The night we had to make that most difficult decision Coalbalt was out and about though, thankfully, close to the house. He’d stopped the long wanders last year as old age started to make his joints stiff and offer a slight stagger to his stroll. He was just out back when my husband heard a meowing cry that required attention. We knew immediately that he was hurting, though not why. We knew immediately that he needed to go to the Emergency Vet. We knew immediately that Coalbalt would be coming home.

He was just a cat. Except he wasn’t.

Coalbalt represented a time in our family history during which a previous life was coming untied. Coalbalt was a source of comfort as a first marriage peeled apart and when a father was so determined to protect his children that he skipped over the grief that comes with divorce and upheaval. Coalbalt was the ball of fluff that our daughter deposited endless tears into, inadvertently teaching herself to keep her emotions locked behind her bedroom door.
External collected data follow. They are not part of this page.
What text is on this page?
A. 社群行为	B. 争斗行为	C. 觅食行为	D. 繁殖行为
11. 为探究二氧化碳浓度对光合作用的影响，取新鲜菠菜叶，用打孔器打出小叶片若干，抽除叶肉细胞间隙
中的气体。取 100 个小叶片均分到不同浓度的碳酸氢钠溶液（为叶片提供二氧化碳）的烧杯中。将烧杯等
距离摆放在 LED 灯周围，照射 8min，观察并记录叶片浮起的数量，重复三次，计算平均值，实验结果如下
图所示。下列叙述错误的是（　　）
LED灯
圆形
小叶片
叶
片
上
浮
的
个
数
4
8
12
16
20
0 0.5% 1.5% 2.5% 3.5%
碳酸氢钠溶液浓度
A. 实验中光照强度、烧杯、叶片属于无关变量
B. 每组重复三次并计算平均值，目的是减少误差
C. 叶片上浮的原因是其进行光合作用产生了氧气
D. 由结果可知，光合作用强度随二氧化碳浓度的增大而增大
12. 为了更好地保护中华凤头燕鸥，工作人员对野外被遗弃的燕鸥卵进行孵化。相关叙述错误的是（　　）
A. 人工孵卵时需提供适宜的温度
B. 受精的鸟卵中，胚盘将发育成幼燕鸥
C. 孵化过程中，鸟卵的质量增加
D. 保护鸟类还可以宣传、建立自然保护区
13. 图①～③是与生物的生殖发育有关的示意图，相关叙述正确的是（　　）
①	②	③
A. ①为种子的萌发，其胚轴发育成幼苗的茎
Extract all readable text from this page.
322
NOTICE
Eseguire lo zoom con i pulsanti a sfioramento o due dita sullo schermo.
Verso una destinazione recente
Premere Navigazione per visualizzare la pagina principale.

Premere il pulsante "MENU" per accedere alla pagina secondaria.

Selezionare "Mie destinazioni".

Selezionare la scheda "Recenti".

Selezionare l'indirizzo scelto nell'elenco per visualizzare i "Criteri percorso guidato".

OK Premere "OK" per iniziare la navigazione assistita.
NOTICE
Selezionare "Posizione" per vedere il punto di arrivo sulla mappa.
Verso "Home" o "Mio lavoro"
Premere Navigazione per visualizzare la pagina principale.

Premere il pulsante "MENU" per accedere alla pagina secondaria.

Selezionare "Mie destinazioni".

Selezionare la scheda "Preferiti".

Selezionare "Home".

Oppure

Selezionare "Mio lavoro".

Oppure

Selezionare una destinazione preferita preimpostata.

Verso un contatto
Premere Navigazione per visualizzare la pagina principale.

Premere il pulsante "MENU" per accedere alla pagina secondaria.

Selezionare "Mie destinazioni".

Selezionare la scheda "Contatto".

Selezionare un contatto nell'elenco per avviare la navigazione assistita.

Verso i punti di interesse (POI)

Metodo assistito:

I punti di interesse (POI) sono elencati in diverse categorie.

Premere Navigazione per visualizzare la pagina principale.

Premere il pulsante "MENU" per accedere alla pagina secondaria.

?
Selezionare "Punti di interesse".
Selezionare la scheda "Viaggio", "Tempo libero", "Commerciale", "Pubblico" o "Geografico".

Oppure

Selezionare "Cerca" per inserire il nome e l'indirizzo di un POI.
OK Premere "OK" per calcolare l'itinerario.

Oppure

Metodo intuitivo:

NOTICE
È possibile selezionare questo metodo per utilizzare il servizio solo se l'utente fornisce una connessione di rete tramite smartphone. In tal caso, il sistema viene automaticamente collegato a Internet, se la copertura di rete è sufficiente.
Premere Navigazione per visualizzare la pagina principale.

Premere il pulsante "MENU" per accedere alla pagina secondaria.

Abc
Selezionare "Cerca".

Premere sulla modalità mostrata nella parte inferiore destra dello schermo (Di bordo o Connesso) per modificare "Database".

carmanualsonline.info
We weren’t surprised that Coalbalt died. We were, however, blindsided by the amount of emotion that poured out afterward. It was as if Coalbalt himself had his finger in the emotional dam, keeping all of those forgotten feelings from crashing through. Feelings that, held back, became collectors of anger and confusion and protective walls. Walls that we have spent a decade trying to break down via counselors or shrinks or mentors while we waited for it “to be the right time” to really dig in.

Dang it if that cat didn’t just quietly pull back the curtain as he slipped onto that Rainbow Bridge.

I have never seen such tears from my husband. I’m not sure I’ve ever seen tears at all - he often worried that if ever he did start crying, he would never stop. We arranged for our daughter to come home from college for the weekend as the cracks in her voice told us that she should not mourn her beloved cat alone.

We wondered if we were being extra. Were we? No. She arrived and fell into our arms, something she’s never been good at and worth every hoop jumped through to get her right where she needed to be.

Suddenly, it was “the right time.” Weekend talks took us back to the losses - the marriage, the security, the normalcy of then. Rich and our eldest spent hours together just grieving. She was old enough when her family fell apart to remember the moments of awful, yet they had remained well buried until … Coalbalt. Rich, too, kept those feelings well hidden - always choosing to drive the emotional bus rather than experience the ride.

Suddenly, it was time.

He was just a cat. But, goodness, he stood for so much more.

And to leave us with this last gift. Oh, Coalbalt, thank you.